22/06/2020 - 18:25 (по МСК) Анна Немзер

Совсем скоро в России начинается общероссийское голосование за поправки, и многие оппозиционно настроенные россияне стоят перед выбором — голосовать против или бойкотировать это мероприятие, таким образом подчеркивая его нелегитимность, о чем говорят многие некоторые политики и политологи. В эфире программы «Политика. Прямая линия» политолог Кирилл Рогов объяснил свое видение происходящего и что нужно делать. 
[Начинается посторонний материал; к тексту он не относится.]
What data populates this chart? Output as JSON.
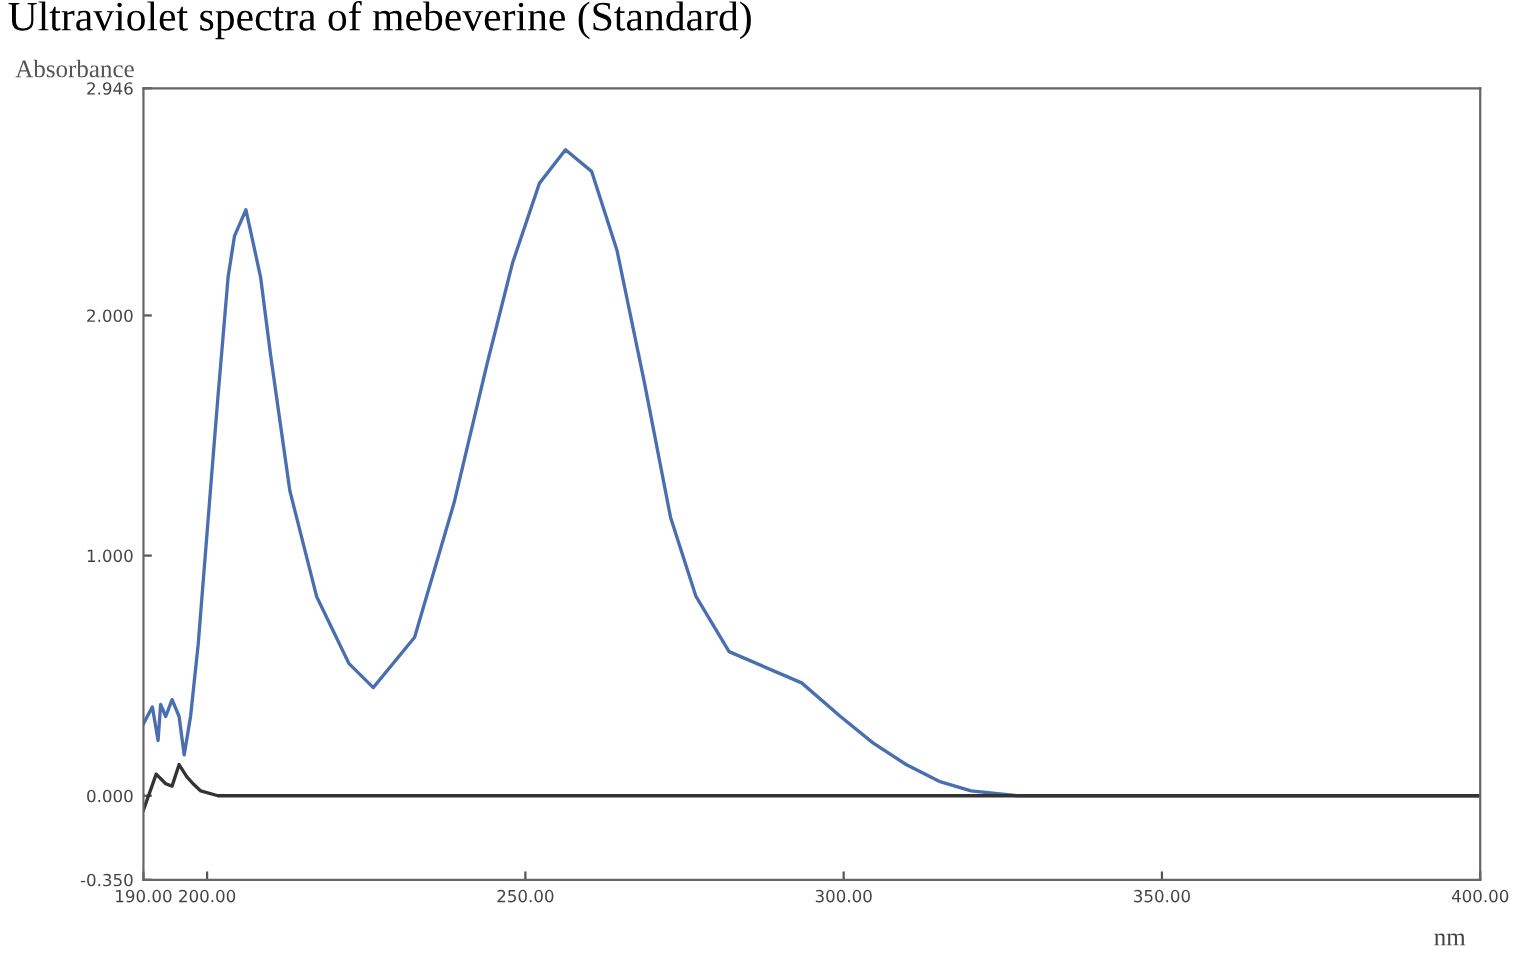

Кирилл, основной разговор, который сейчас происходит и занимает умы, ― это что, собственно, делать с этим голосованием. Бесконечно идет спор, если, например, какой-то человек не хотел бы поддерживать поправки в Конституцию, какие у него есть варианты? В общем, есть ощущение, что вариантов у него никаких нет. С другой стороны, есть стратегия Максима Каца, который считает, что какие-то действия здесь имеют смысл, протестное голосование имеет смысл.

У вас другое мнение, я читала у вас в фейсбуке подробный отчет о том, как бы вы представляли себе правильным действовать в этой ситуации тем, кто находится в оппозиции. Скажите, пожалуйста, при этом все-таки первый вопрос я задам: ходить или не ходить тем, кто против?

Вы знаете, я уже об этом писал и еще раз повторю. Я предлагаю такой алгоритм действий. Нужно понимать, что, в принципе, это голосование мало того, что незаконно, оно еще организовано так, что невозможно проконтролировать число голосов. Это, с одной стороны, большая гиря. Другая большая гиря заключается в том, что в принципе население не поддерживает поправки, и особенно поправку об обнулении, и чтобы набрать необходимое число голосов, в общем, властям придется очень стараться.

Поэтому не нужно спорить, ходить или не ходить. Нужно делать то, что хочется, вернее, не то, что хочется, а то, что должно, а должно проявлять свою позицию по отношению к поправкам. Но так как ваш голос не будет все равно честно учтен во время голосования, то вам обязательно нужно проявить этот голос так, чтобы его услышало общество, то есть просто ходить или не ходить, опускать бюллетень или не опускать бюллетень ― это не самое главное. Самое главное ― сделать это публично тем или иным способом.

Если вы не боитесь идти, если вам хочется пойти, если вам это не сложно, вы можете это сделать, идите, потому что чем больше голосов «нет» будет брошено в урны, тем лучше. Но если вы пошли и проголосовали против, это еще не все, вы еще не проголосовали против, потому что там ваш голос можно тем или иным образом фальсифицировать, не учесть, сделать его малозначительным. Поэтому опубликуйте свой бюллетень с заполненным «нет», сфотографируйте его и выставите в социальных сетях.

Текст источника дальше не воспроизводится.